The Satsuma CLI is built for AI agents. 21 parser-backed commands let your agent slice workspaces, trace lineage, extract metadata, and pull NL intent — all from the parse tree, with 100% deterministic results.
Humans use it too — validate, fmt, and lint are your day-to-day workflow commands. But the CLI's real power is as the structural backbone your agent reasons on top of.
The CLI extracts facts. The agent interprets them. It also powers the VS Code extension's diagnostics, lineage views, and code intelligence.
# Teach your agent about Satsuma in one command $ satsuma agent-reference >> AGENTS.md # Agent can now query your workspace $ satsuma summary examples/sfdc-to-snowflake/pipeline.stm Workspace Summary examples/sfdc-to-snowflake/pipeline.stm Schemas: 8 Mappings: 5 Metrics: 2 Fragments: 1 Files scanned: 6 $ satsuma lineage --from loyalty_sfdc loyalty_sfdc -> sat_customer_demographics (loyalty to demographics) -> mart_customer_360 (demographics to mart)
satsuma agent-reference prints a compact prompt that teaches any AI agent the Satsuma grammar, the CLI commands, and the recommended workflow patterns.
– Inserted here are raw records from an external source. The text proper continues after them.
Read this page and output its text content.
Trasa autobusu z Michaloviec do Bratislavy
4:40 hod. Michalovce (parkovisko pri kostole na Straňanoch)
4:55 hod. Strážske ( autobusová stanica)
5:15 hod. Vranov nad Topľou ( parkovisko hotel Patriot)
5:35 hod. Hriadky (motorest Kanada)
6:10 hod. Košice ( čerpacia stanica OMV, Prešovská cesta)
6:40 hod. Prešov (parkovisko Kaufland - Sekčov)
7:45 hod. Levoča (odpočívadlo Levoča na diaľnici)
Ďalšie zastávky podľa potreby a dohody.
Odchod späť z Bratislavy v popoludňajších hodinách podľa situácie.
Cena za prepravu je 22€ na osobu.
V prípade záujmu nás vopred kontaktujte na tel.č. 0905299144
Append it to your agent's instructions file and you're done.
Append the reference to whatever file your agent reads at startup. Works with Claude Code, Copilot, Cursor, Windsurf, or any agent that reads a system prompt from a file.
# Claude Code $ satsuma agent-reference >> CLAUDE.md # GitHub Copilot $ satsuma agent-reference >> .github/copilot-instructions.md # Cursor $ satsuma agent-reference >> .cursor/rules/satsuma.mdc # Or paste into any conversation $ satsuma agent-reference | pbcopy
The reference covers:
.stm files
The CLI gives agents token-efficient structural queries instead of dumping entire files into context. Agents compose these primitives into higher-level workflows — the CLI extracts the facts, the agent reasons over them.
Your agent can trace any data element from source to destination across the entire workspace. It starts with lineage for schema-level paths, then drills into arrows for field-level detail.
When an arrow is classified as nl, the agent reads the natural-language intent and interprets it. When it's structural, the transform pipeline is fully specified — no interpretation needed.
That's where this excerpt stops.